Let’s take an example of a consumer finance app that allows its users to dig down into their spending and transaction history through charts and graphs. In a proprietary world, the app developer might elect to license a chart interface from a business intelligence (BI) vendor such as Looker or Tableau. But with a per-user pricing model, things can start to get pretty expensive at scale, while limited customization options can make the design and layout less cogent and “on-brand.”
“Because of this, when a company wants to build a data analytics app, they typically undertake all of the complex steps required to access, transform, and serve data from their cloud data warehouse into their front end,” Cube Dev cofounder and CEO Artyom Keydunov told VentureBeat.
“Headless abstraction layer”
In a nutshell, Cube.js serves developers the backend infrastructure that connects their aggregated and transformed data to the end-user visualizations. It’s designed to circumvent many technical barriers — such as SQL generation, caching, API design, query orchestration and acceleration, security, and more — by positioning itself as a “headless abstraction layer” between the data warehouses and application.
“Cube.js replaces several manual steps that developers have to take regardless of the vendors in their stack,” Keydunov said. “We frequently refer to Cube as the ‘API layer’ between the warehouse and the application.”
Cube.js ships with app templates for building a dashboard application on top of a data warehouse, using various open source libraries and tools.

Above: Cube.js app templates
And then there is the Cube.js developer playground, a web-based tool for generating and viewing data schema, building and executing queries against a data warehouse, and plotting the results.

Above: Cube.js: building a query and plotting the results in developer playground:
In short, Cube.js helps companies “translate big data” into data-powered applications by taking a lot of the spadework out of the data engineering process while giving developers more design and development flexibility.
“Companies have already used the open source Cube.js library to build applications on top of data from cloud data warehouses like BigQuery and Snowflake because it saves them months’ worth of time versus building their own semantic and caching layers on top of a big data store,” Keydunov explained.
To further develop and commercialize the Cube.js open source project, Cube Dev is using its fresh capital to develop a cloud-hosted SaaS version of Cube.js in conjunction with “select customers.” This will serve as a “fully managed API layer” for building data apps on any cloud.
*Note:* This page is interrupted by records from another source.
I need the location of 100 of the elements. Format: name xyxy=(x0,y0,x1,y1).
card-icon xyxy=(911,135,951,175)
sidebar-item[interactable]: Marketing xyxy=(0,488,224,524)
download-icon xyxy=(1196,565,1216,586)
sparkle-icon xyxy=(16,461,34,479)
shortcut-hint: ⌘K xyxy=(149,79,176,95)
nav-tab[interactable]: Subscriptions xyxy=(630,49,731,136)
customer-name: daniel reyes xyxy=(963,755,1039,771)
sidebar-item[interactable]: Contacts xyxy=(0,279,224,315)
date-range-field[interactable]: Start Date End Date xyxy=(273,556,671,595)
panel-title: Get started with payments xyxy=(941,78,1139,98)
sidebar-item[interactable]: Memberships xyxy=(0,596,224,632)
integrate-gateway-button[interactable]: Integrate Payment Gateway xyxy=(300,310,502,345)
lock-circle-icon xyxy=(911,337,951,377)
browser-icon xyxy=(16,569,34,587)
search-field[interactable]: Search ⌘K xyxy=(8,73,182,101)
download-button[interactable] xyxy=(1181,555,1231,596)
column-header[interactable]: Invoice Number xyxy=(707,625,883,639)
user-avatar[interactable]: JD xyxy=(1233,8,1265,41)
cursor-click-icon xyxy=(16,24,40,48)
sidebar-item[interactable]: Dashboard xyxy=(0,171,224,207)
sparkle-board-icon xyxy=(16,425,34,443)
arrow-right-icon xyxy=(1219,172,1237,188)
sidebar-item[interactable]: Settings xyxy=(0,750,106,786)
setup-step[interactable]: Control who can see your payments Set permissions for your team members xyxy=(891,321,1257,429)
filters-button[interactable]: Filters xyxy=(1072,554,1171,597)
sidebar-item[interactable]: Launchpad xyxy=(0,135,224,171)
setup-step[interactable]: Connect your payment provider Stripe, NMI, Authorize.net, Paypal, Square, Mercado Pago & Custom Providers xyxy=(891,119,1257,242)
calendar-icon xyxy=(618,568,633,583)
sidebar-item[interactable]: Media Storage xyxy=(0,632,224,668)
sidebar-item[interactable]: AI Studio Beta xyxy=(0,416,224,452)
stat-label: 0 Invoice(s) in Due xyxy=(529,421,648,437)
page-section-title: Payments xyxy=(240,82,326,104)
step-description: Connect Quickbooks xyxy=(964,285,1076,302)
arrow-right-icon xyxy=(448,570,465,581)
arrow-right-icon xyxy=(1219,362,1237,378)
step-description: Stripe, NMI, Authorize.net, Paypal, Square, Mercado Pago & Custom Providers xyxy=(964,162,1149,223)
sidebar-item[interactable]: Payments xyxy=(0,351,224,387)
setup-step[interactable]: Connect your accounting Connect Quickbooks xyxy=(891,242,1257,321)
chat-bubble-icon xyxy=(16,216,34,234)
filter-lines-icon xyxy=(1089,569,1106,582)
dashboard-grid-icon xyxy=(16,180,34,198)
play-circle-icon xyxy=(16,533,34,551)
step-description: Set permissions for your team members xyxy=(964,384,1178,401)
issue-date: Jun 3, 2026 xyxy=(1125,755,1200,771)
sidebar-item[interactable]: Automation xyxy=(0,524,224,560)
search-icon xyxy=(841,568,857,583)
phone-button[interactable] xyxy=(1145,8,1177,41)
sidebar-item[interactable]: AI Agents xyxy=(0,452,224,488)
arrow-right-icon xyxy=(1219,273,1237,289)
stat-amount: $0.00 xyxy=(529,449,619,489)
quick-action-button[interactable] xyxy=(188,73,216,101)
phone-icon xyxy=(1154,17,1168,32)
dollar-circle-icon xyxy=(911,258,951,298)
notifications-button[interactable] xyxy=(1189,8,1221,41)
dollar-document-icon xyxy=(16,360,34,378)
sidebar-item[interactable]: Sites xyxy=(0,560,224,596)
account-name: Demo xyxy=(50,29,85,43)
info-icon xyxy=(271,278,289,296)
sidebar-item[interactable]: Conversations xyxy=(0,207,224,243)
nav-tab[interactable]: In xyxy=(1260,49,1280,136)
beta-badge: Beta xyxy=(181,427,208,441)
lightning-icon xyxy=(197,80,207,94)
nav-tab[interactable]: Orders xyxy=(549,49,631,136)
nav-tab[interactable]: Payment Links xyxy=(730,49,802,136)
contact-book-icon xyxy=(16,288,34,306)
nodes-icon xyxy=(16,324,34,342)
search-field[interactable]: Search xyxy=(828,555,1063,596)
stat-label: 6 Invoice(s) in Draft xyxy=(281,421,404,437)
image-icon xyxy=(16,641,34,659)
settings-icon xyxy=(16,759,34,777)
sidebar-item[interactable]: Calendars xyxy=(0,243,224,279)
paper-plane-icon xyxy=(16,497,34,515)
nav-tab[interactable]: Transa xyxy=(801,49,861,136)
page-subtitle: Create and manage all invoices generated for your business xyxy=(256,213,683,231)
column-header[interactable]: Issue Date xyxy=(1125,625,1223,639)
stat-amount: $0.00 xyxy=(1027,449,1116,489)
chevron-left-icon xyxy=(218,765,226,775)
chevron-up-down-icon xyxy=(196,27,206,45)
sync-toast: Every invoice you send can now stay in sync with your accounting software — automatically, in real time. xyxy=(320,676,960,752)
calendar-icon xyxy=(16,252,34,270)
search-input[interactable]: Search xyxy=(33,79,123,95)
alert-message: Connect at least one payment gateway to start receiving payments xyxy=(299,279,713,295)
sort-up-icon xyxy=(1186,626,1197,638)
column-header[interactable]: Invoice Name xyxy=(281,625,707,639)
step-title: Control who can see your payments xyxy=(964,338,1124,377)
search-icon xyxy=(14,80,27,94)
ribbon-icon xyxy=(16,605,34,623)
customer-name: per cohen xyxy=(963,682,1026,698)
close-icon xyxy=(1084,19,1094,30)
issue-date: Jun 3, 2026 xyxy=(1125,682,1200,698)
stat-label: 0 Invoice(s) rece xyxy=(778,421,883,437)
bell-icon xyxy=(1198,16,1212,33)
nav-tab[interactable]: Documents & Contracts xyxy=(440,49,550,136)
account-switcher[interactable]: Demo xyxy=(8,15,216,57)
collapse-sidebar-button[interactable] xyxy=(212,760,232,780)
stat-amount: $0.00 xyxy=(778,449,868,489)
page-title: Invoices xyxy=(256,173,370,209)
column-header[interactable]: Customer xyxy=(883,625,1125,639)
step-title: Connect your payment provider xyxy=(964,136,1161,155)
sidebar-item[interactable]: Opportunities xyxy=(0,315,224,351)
Keydunov said he expects to launch Cube Cloud later in 2021 but wasn’t at liberty to share many additional details about the product.

Above: Cube Cloud
The story so far
Cube.js’ origins can be traced back to 2016, when Keydunov and cofounder Pavel Tiunov were working on a previous business intelligence startup called Statsbot. In the intervening years, the duo saw enough developer demand for Cube.js to release it under an open source license in 2019, and it has since garnered users from major companies, including IBM, PayPal, Intuit, and F5. Based on this traction, Keydunov and Tiunov elected to transition their full focus to Cube Dev last summer.
Cube Dev’s series A round was led by Decibel, with participation from Bain Capital Ventures, Betaworks, and Eniac Ventures. The company had previously raised $6.2 million via a seed round of funding last September.